There is a Vegas post to come, but I don't have time for it right now and I wanted to share a little bit from the book I finished on the plane today. It's Timberlake Wertenbaker's second volume of plays published by Faber & Faber and it includes the plays The Break of Day, After Darwin, Credible Witness, The Ash Girl and a radio play called Dianeira. Some of my favorite moments:
From The Break of Day
Tess: What's feminism for if we still hate each other?
Nina: It's a peace treaty not a love feast.
From After Darwin
Millie: I still can't believe in generosity without idealism.

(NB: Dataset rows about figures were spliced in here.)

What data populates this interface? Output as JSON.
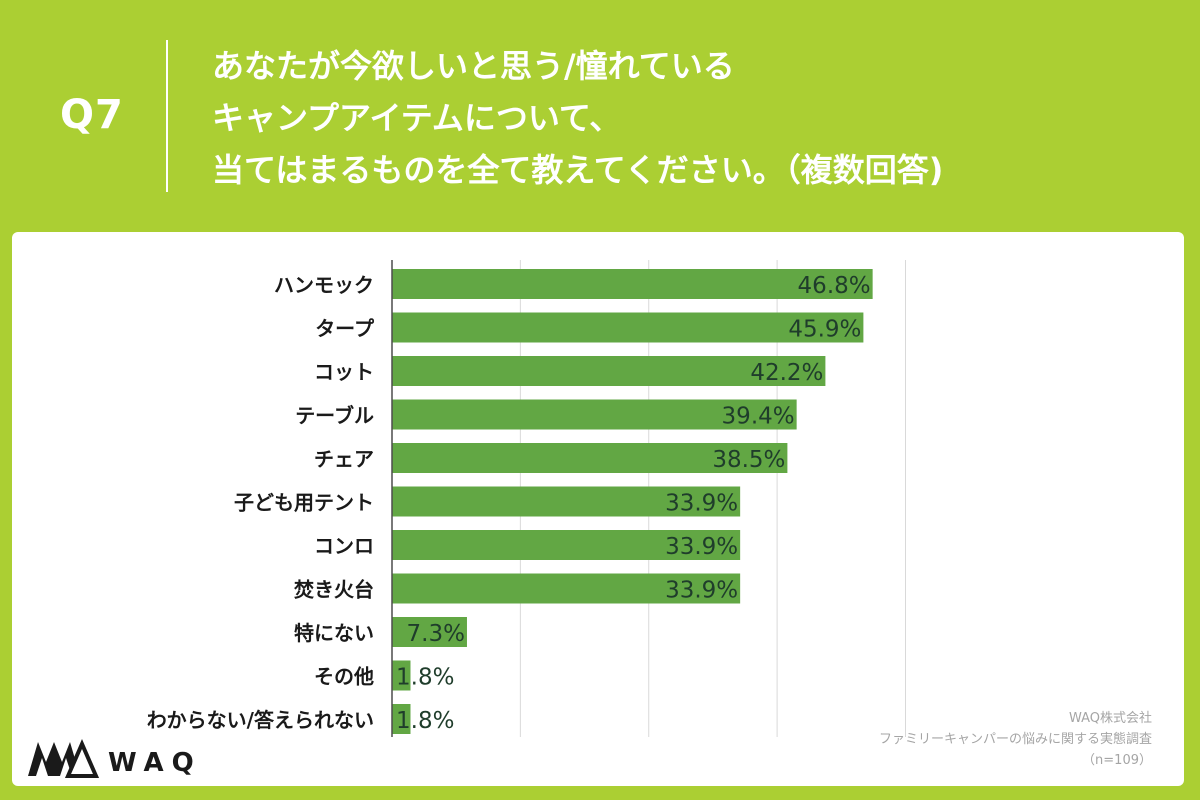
{
  "question": {
    "label": "Q7",
    "lines": [
      "あなたが今欲しいと思う/憧れている",
      "キャンプアイテムについて、",
      "当てはまるものを全て教えてください。（複数回答)"
    ]
  },
  "chart_data": {
    "type": "bar",
    "orientation": "horizontal",
    "categories": [
      "ハンモック",
      "タープ",
      "コット",
      "テーブル",
      "チェア",
      "子ども用テント",
      "コンロ",
      "焚き火台",
      "特にない",
      "その他",
      "わからない/答えられない"
    ],
    "values": [
      46.8,
      45.9,
      42.2,
      39.4,
      38.5,
      33.9,
      33.9,
      33.9,
      7.3,
      1.8,
      1.8
    ],
    "value_labels": [
      "46.8%",
      "45.9%",
      "42.2%",
      "39.4%",
      "38.5%",
      "33.9%",
      "33.9%",
      "33.9%",
      "7.3%",
      "1.8%",
      "1.8%"
    ],
    "xlim": [
      0,
      60
    ],
    "grid_step": 12.5,
    "grid": true,
    "bar_color": "#62a744",
    "label_color": "#1f3d2b"
  },
  "logo": {
    "text": "WAQ"
  },
  "source": {
    "company": "WAQ株式会社",
    "survey": "ファミリーキャンパーの悩みに関する実態調査",
    "sample": "（n=109）"
  },
  "colors": {
    "background": "#abcf33",
    "panel": "#ffffff",
    "grid": "#d9d9d9"
  }
}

Tom: That's because you're homophobic. How do you think we survive?
From Credible Witness
Petra: When we give birth to our sons, we hold them more tightly than our daughters, we tremble when they're sick, we would die to protect them, but then we ask them to be men. Our history tells us to make sons that will fight—if that's not right, what have we been doing for hundreds of years?
From Dianeira
Irene: It could go on, this argument, but in the end, fathers do eat their sons if they can, there is no other myth that rings so true. I know you young people like to think differently, but you give yourselves the illusion of too much power. You do what your fathers tell you in the end, one way or the other, even now, you'll die by their order. . . . And now the long arm of Heracles bows down the head of his son and turns this young man full of hope and life and possible love into a man overflowing with resentment, anger. And so it continues.